Travatar Model Format

This page will tell you the basics of the Travatar model format, and give some tips about how to modify the model if necessary.

Model Format Basics

After training, the travatar model can be found in train/model/rule-table.gz, where "train" is the output directory specified at training time. The format of the rules in the table is as follows:

source ||| target ||| features ||| counts ||| alignments

Below is an example of a rule:

vp ( vbd ( "expected" ) x0:sbar ) ||| x0:sbar "予想" "し" "た" @ vp ||| fgep=-6.07 w=3 egfp=-4.52 fgel=-3.11 p=1 egfl=-13.28 lfreq=2.22 ||| 1 10 47 ||| 0-0 0-1 0-2

In particular, with regards to the features, these are the standard dense features used in standard machine translation systems (take a look at Philipp Koehn's "Statistical Machine Translation" for more details). They are described briefly below:

Modifying Travatar Models

If you would like to modify the travatar model for whatever reason, it is in text format so you can do so directly. For example, let's say we really don't want to translate anything about apples, we can remove all rules that contain the string apple.

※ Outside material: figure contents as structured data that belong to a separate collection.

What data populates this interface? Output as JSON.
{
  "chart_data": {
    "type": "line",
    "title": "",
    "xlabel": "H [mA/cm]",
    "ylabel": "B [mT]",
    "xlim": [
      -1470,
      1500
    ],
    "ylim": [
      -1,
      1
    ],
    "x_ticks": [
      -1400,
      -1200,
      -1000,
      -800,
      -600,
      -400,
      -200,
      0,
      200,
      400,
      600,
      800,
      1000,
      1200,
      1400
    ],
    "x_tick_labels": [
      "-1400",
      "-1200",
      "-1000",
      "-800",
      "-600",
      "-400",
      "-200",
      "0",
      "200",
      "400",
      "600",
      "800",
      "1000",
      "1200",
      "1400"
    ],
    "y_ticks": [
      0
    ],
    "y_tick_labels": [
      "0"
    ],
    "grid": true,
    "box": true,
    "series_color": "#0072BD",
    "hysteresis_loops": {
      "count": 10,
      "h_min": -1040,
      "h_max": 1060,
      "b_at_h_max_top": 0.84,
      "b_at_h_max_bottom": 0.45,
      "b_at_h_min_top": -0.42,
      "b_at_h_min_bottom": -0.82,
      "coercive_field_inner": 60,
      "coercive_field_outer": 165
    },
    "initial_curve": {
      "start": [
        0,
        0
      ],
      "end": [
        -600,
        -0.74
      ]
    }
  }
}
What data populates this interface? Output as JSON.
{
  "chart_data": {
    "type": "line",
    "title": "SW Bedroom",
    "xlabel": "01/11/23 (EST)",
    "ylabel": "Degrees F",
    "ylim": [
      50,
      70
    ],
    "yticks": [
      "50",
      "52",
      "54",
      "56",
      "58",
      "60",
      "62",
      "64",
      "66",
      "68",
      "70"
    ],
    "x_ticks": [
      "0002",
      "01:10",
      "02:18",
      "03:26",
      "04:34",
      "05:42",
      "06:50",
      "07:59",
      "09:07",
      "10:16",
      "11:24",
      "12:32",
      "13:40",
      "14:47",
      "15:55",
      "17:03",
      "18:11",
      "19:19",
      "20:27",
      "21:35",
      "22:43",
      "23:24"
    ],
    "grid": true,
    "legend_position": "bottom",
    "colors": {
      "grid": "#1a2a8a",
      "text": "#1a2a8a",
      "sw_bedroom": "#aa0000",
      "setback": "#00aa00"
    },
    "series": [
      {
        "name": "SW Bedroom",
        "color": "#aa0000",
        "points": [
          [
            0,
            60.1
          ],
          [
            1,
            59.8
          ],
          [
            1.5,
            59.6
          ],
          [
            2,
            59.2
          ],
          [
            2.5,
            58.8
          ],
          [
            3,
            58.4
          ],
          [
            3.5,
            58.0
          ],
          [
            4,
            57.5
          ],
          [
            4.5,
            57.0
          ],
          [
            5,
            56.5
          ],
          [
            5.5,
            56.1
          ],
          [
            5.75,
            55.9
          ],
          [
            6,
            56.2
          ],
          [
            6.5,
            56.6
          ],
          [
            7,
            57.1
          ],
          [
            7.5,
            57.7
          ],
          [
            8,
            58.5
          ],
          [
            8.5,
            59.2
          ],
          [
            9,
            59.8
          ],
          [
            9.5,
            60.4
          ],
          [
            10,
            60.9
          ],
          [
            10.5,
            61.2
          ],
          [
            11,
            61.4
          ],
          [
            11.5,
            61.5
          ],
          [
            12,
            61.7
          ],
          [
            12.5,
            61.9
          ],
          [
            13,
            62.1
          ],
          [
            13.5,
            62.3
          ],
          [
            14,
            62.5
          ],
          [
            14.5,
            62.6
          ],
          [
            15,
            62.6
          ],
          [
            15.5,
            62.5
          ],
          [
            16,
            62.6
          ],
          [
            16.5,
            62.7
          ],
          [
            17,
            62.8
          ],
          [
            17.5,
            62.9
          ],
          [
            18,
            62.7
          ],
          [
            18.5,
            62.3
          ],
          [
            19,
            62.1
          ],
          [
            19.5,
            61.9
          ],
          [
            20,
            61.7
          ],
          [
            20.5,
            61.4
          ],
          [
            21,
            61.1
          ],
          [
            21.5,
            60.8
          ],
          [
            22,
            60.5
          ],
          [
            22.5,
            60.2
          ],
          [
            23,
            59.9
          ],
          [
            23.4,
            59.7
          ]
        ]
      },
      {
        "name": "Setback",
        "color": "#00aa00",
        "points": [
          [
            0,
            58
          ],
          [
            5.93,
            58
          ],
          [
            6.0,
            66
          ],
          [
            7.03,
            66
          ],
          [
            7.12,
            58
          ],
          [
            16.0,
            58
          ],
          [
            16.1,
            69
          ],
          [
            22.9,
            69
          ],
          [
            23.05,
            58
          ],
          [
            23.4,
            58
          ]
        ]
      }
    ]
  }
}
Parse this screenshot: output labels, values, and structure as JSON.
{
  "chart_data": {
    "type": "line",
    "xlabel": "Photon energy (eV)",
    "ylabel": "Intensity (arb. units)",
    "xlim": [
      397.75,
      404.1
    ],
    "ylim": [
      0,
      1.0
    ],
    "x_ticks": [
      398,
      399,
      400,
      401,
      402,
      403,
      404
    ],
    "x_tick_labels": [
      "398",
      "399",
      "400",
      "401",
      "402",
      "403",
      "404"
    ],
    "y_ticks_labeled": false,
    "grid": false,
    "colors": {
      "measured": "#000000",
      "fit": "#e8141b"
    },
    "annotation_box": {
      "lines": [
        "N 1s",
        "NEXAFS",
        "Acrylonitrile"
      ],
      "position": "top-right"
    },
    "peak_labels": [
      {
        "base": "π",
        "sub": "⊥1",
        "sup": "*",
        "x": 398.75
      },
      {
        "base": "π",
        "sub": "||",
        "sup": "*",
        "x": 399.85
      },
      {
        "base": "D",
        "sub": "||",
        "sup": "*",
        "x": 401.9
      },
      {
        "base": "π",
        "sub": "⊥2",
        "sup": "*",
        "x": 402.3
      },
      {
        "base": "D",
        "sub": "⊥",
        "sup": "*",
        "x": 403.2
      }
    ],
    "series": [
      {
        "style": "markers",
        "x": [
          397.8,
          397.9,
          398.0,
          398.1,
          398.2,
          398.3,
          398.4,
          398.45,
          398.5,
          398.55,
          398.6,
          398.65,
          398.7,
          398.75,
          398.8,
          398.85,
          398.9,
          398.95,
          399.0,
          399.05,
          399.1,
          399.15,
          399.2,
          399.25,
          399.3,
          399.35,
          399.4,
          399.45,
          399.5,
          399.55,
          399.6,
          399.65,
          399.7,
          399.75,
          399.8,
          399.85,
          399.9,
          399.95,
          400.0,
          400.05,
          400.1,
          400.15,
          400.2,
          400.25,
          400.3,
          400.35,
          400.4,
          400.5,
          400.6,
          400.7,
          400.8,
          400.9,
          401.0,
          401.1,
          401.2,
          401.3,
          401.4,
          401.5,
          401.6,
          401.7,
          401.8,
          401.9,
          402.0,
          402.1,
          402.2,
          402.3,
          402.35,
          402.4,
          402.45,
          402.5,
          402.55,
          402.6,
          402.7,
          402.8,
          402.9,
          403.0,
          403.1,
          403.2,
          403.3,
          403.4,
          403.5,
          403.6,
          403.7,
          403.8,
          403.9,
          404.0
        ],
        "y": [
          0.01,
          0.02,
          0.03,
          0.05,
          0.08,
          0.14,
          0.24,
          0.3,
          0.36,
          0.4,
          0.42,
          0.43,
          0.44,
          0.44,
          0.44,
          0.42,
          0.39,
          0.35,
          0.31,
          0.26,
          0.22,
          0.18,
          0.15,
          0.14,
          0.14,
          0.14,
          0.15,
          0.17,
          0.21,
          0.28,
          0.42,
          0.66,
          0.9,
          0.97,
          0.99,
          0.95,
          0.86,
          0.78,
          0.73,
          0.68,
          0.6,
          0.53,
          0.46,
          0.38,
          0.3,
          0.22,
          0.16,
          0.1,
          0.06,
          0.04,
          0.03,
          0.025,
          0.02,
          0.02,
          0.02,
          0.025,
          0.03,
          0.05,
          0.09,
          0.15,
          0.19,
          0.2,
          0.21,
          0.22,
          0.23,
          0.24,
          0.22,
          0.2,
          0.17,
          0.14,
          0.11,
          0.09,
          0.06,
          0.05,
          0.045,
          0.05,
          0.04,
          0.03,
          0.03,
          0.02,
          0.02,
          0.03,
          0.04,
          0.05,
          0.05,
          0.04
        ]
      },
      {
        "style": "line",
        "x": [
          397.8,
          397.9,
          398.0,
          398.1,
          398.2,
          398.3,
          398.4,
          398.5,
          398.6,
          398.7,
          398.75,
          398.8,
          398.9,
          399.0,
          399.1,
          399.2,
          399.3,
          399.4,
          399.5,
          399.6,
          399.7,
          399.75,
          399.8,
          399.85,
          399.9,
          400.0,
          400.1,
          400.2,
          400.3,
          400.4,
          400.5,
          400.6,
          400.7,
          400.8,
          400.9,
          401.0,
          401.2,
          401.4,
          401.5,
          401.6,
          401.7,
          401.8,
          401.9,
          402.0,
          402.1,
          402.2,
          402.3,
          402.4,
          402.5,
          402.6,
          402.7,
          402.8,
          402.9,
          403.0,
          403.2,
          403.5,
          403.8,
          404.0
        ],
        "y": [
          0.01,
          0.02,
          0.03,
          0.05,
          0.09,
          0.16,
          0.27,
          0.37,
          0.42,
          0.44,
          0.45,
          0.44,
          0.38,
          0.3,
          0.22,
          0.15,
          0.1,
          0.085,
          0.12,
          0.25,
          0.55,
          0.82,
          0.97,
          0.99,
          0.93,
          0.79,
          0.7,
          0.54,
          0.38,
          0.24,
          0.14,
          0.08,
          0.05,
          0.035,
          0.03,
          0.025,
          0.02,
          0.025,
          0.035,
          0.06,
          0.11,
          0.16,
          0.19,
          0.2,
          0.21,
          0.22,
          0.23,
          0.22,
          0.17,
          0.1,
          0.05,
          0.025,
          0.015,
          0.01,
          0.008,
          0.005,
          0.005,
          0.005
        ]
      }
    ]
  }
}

zcat train/model/rule-table.gz | grep -v apple | gzip > train/model/no-apples.gz

It is also possible to add new rules. Let's say we want to add a rule to translate the proper noun "apple" into "アップル" (the company) and the regular noun "apple" into "りんご" (the fruit). We can do so by creating a file apple.txt:

echo 'nnp ( "apple" ) ||| "アップル" ||| apple_rule=1' >> apple.txt
echo 'nn ( "apple" ) ||| "りんご" ||| apple_rule=1' >> apple.txt

We can then combine this file with our original rule table. Note that Travatar rule tables must be sorted, so we perform a sort on the newly concatenated table.

gzip apple.txt
zcat train/model/rule-table.gz apple.txt.gz | LC_ALL=C sort | gzip > train/model/with-apples.gz

After creating a new rule table, we can then modify the travatar.ini file to point to our new table.